公開後は対象を急に広げず、最初の一週間は代表的な会話を読みます。事実が違えば正本、意図を取り違えれば質問例、営業へ渡らなければ切替条件というように原因を分けます。修正後は同じ代表質問と境界質問を再試験し、結果が未確認のまま次のページへ展開しません。
KPIと有人引き継ぎを一緒に設計する
Web接客AIとAI SDRでは、成果を見る単位が異なります。Web接客AIは、案内が利用されたか、質問が正しく解決したか、必要なときに有人対応へ移れたかを確認します。AI SDRに近い業務は、営業が必要とする確認項目が揃ったか、担当者が次の行動を判断できたか、引き継ぎ後の聞き直しが減ったかを確認します。
| 対象 | 主なKPI | 数字と一緒に読む記録 |
|---|---|---|
| Web接客AI | 適切な回答、自己解決、有人切替の精度 | 質問、回答根拠、未解決理由、次の窓口 |
| 問い合わせ後のAI SDR業務 | 確認項目の充足、営業の受け入れ、次の行動への移行 | 用途、時期、未確認事項、担当者の追加質問 |
| 共通 | 誤案内、不要な切替、対応漏れ | 影響、原因、修正内容、再試験結果 |
会話数や営業へ渡した件数だけが増えても、必要情報が不足していれば業務は軽くなりません。
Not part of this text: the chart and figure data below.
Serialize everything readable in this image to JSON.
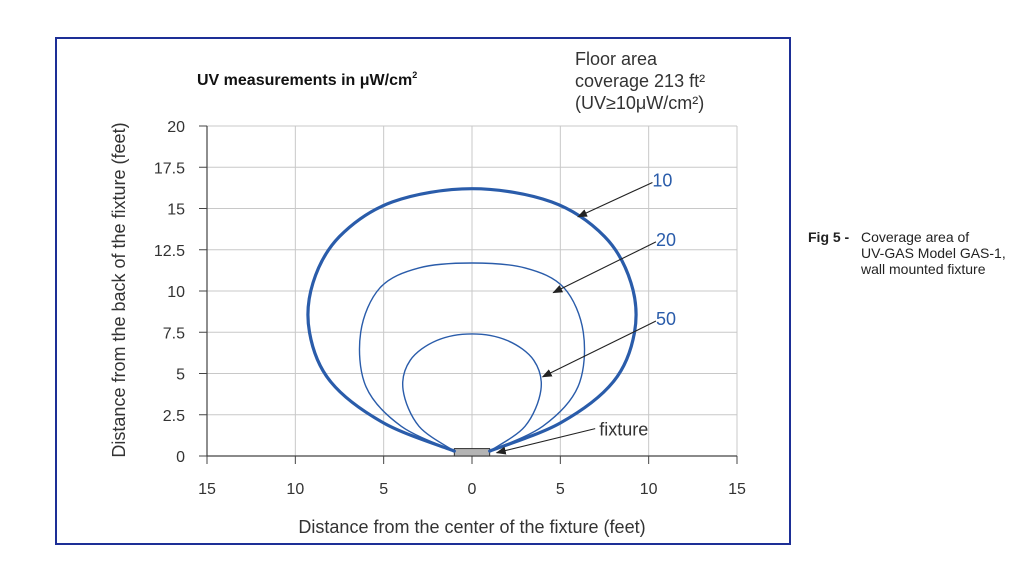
{
  "chart_data": {
    "type": "line",
    "title": "UV measurements in μW/cm",
    "title_sup": "2",
    "xlabel": "Distance from the center of the fixture (feet)",
    "ylabel": "Distance from the back of the fixture (feet)",
    "xlim": [
      -15,
      15
    ],
    "ylim": [
      0,
      20
    ],
    "x_ticks": [
      -15,
      -10,
      -5,
      0,
      5,
      10,
      15
    ],
    "x_tick_labels": [
      "15",
      "10",
      "5",
      "0",
      "5",
      "10",
      "15"
    ],
    "y_ticks": [
      0,
      2.5,
      5,
      7.5,
      10,
      12.5,
      15,
      17.5,
      20
    ],
    "y_tick_labels": [
      "0",
      "2.5",
      "5",
      "7.5",
      "10",
      "12.5",
      "15",
      "17.5",
      "20"
    ],
    "grid": true,
    "note_lines": [
      "Floor area",
      "coverage 213 ft²",
      "(UV≥10μW/cm²)"
    ],
    "colors": {
      "contour": "#2a5caa",
      "grid": "#c8c8c8",
      "frame": "#1d2f96",
      "fixture": "#b4b4b4"
    },
    "series": [
      {
        "name": "10",
        "stroke_width": 3.2,
        "points": [
          [
            -1,
            0.3
          ],
          [
            -5,
            2
          ],
          [
            -8,
            4.5
          ],
          [
            -9.2,
            7.5
          ],
          [
            -9,
            10.5
          ],
          [
            -7.5,
            13.3
          ],
          [
            -4.5,
            15.4
          ],
          [
            0,
            16.2
          ],
          [
            4.5,
            15.4
          ],
          [
            7.5,
            13.3
          ],
          [
            9,
            10.5
          ],
          [
            9.2,
            7.5
          ],
          [
            8,
            4.5
          ],
          [
            5,
            2
          ],
          [
            1,
            0.3
          ]
        ]
      },
      {
        "name": "20",
        "stroke_width": 1.4,
        "points": [
          [
            -1,
            0.3
          ],
          [
            -4,
            1.8
          ],
          [
            -6,
            4.2
          ],
          [
            -6.3,
            7.5
          ],
          [
            -5.2,
            10.2
          ],
          [
            -3,
            11.4
          ],
          [
            0,
            11.7
          ],
          [
            3,
            11.4
          ],
          [
            5.2,
            10.2
          ],
          [
            6.3,
            7.5
          ],
          [
            6,
            4.2
          ],
          [
            4,
            1.8
          ],
          [
            1,
            0.3
          ]
        ]
      },
      {
        "name": "50",
        "stroke_width": 1.4,
        "points": [
          [
            -1,
            0.3
          ],
          [
            -3,
            1.8
          ],
          [
            -3.9,
            4
          ],
          [
            -3.5,
            5.8
          ],
          [
            -2,
            7
          ],
          [
            0,
            7.4
          ],
          [
            2,
            7
          ],
          [
            3.5,
            5.8
          ],
          [
            3.9,
            4
          ],
          [
            3,
            1.8
          ],
          [
            1,
            0.3
          ]
        ]
      }
    ],
    "annotations": [
      {
        "text": "10",
        "x": 10.1,
        "y": 16.7,
        "arrow_to": [
          6,
          14.5
        ]
      },
      {
        "text": "20",
        "x": 10.3,
        "y": 13.1,
        "arrow_to": [
          4.6,
          9.9
        ]
      },
      {
        "text": "50",
        "x": 10.3,
        "y": 8.3,
        "arrow_to": [
          4,
          4.8
        ]
      },
      {
        "text": "fixture",
        "x": 7.2,
        "y": 1.6,
        "arrow_to": [
          1.4,
          0.2
        ]
      }
    ],
    "fixture": {
      "x": [
        -1,
        1
      ],
      "y": [
        0,
        0.45
      ]
    }
  },
  "caption": {
    "label": "Fig 5 -",
    "lines": [
      "Coverage area of",
      "UV-GAS Model GAS-1,",
      "wall mounted fixture"
    ]
  }
}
逆に自己解決が増えても、誤案内が含まれていれば成果とは言えません。売上や商談数は重要ですが、季節、広告、商品変更、営業体制の影響も受けるため、AIだけの効果と断定せず、会話単位の記録と合わせて判断します。
率の分母と比較期間を固定する
自己解決率や有人切替率を見るときは、何を一件と数え、どの会話を対象外にするかを固定します。テスト会話、重複送信、明らかな迷惑投稿を含めるかが月ごとに変わると、改善の有無を比較できません。導入前の問い合わせ件数、回答時間、営業の追加確認回数も同じ定義で残し、導入後の一週間、四週間と比較します。母数が少ない間は率だけで結論を出さず、実際の会話も読みます。
有人切替は例外処理ではなく通常経路にする
AIが答えを知らないときだけでなく、権限や判断が必要なときも有人対応へ渡します。個別見積もり、契約の確約、例外的な返金、苦情、緊急性のある相談、慎重に扱う個人情報を含む相談では、会話を続けるより、担当者へ移る条件を明示した方が安全です。
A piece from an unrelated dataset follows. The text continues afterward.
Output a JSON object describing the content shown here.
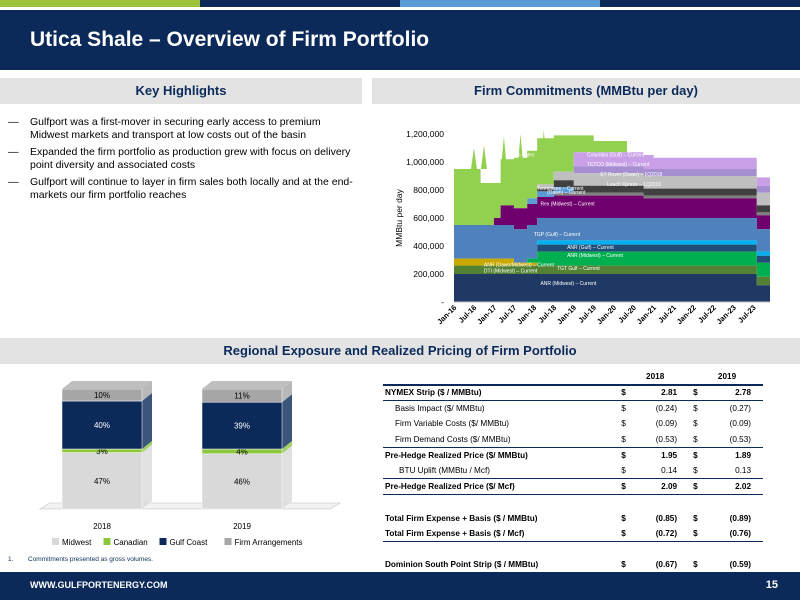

引き継ぐ情報は、相談内容、案内済みの事実、確認済み事項、未確認事項、希望時期、必要な連絡先など、受け手が実際に使う項目へ絞ります。何でも収集するのではなく、利用目的と保管範囲を社内で確認します。通知方法や外部連携が未確認なら、担当者が会話ログを確認する運用を前提にします。
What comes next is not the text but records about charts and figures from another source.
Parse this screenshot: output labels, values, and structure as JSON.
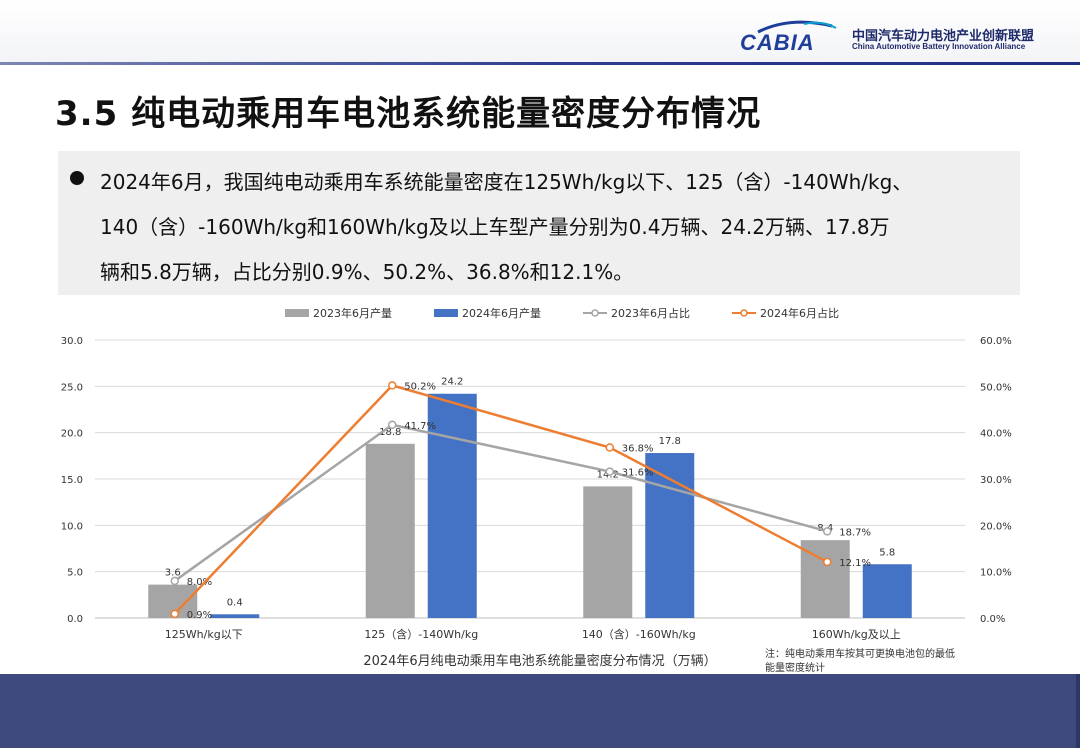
{
  "header": {
    "logo_wordmark": "CABIA",
    "logo_cn": "中国汽车动力电池产业创新联盟",
    "logo_en": "China Automotive Battery Innovation Alliance"
  },
  "page_title": "3.5 纯电动乘用车电池系统能量密度分布情况",
  "bullet_text": "2024年6月，我国纯电动乘用车系统能量密度在125Wh/kg以下、125（含）-140Wh/kg、\n140（含）-160Wh/kg和160Wh/kg及以上车型产量分别为0.4万辆、24.2万辆、17.8万\n辆和5.8万辆，占比分别0.9%、50.2%、36.8%和12.1%。",
  "chart_data": {
    "type": "bar",
    "title": "2024年6月纯电动乘用车电池系统能量密度分布情况（万辆）",
    "note": "注：纯电动乘用车按其可更换电池包的最低能量密度统计",
    "categories": [
      "125Wh/kg以下",
      "125（含）-140Wh/kg",
      "140（含）-160Wh/kg",
      "160Wh/kg及以上"
    ],
    "series": [
      {
        "name": "2023年6月产量",
        "kind": "bar",
        "axis": "left",
        "color": "#a5a5a5",
        "values": [
          3.6,
          18.8,
          14.2,
          8.4
        ],
        "labels": [
          "3.6",
          "18.8",
          "14.2",
          "8.4"
        ]
      },
      {
        "name": "2024年6月产量",
        "kind": "bar",
        "axis": "left",
        "color": "#4472c4",
        "values": [
          0.4,
          24.2,
          17.8,
          5.8
        ],
        "labels": [
          "0.4",
          "24.2",
          "17.8",
          "5.8"
        ]
      },
      {
        "name": "2023年6月占比",
        "kind": "line",
        "axis": "right",
        "color": "#a5a5a5",
        "values": [
          8.0,
          41.7,
          31.6,
          18.7
        ],
        "labels": [
          "8.0%",
          "41.7%",
          "31.6%",
          "18.7%"
        ]
      },
      {
        "name": "2024年6月占比",
        "kind": "line",
        "axis": "right",
        "color": "#ed7d31",
        "values": [
          0.9,
          50.2,
          36.8,
          12.1
        ],
        "labels": [
          "0.9%",
          "50.2%",
          "36.8%",
          "12.1%"
        ]
      }
    ],
    "ylim_left": [
      0,
      30
    ],
    "ylim_right": [
      0,
      60
    ],
    "yticks_left": [
      "0.0",
      "5.0",
      "10.0",
      "15.0",
      "20.0",
      "25.0",
      "30.0"
    ],
    "yticks_right": [
      "0.0%",
      "10.0%",
      "20.0%",
      "30.0%",
      "40.0%",
      "50.0%",
      "60.0%"
    ],
    "grid": true,
    "legend_position": "top"
  }
}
利用者には、担当者へ切り替わったこと、次に起きること、返信の目安を案内します。営業時間外なら受付だけ完了したのか、いつ確認されるのかを区別します。緊急相談に対応できない窓口では、その場で利用できる別の連絡先を社内ルールに沿って示します。AIから人へ渡した後に会話が放置されないよう、受け手、確認頻度、未対応時の確認者まで決めておきます。
運用担当は、正本を更新する人、回答を確認する人、営業へ渡った案件を追う人に分けます。一人が兼務する場合も、役割名と確認日を残してください。料金、営業時間、提供条件を変更した日は代表質問を再試験し、週次では誤案内の影響が大きい会話から読みます。料金、契約、個人情報、苦情を先に確認し、次に同じ問題の再発を見ます。
週次レビューに残す項目
- 会話で確認できた事実と、担当者が行った判断
- 回答範囲か引き継ぎ条件か、どちらに問題があったか
- 次に直す一項目、修正担当者、確認期限
- 同じ質問で再試験した結果と、再開・拡大の条件
よくある質問
Q1. Web接客AIが商談化まで行えばAI SDRは不要ですか?
名称で判断せず、実際の業務範囲を確認します。質問への案内、条件確認、営業への引き継ぎがどこまでできるか、利用環境で確認してください。Web接客AIが一部の確認を担えても、営業側の受け入れ条件や担当者の判断まで不要になるとは限りません。
Q2. AIに見込み度を判定させてもよいですか?
社内で判定基準と権限を決めている場合に限り、補助的な整理として使います。契約可否、値引き、優先対応などの確約をAIだけで決めないでください。営業担当が確認できる根拠と、判定を覆せる手順も必要です。
Q3. 最初からWeb接客と営業を両方自動化すべきですか?
問い合わせの詰まりが大きい方から一つ選び、代表質問と有人切替をテストしてから範囲を広げます。最初から両方を動かすと、案内の問題か、確認項目の問題か、営業の受け入れ体制の問題かを切り分けにくくなります。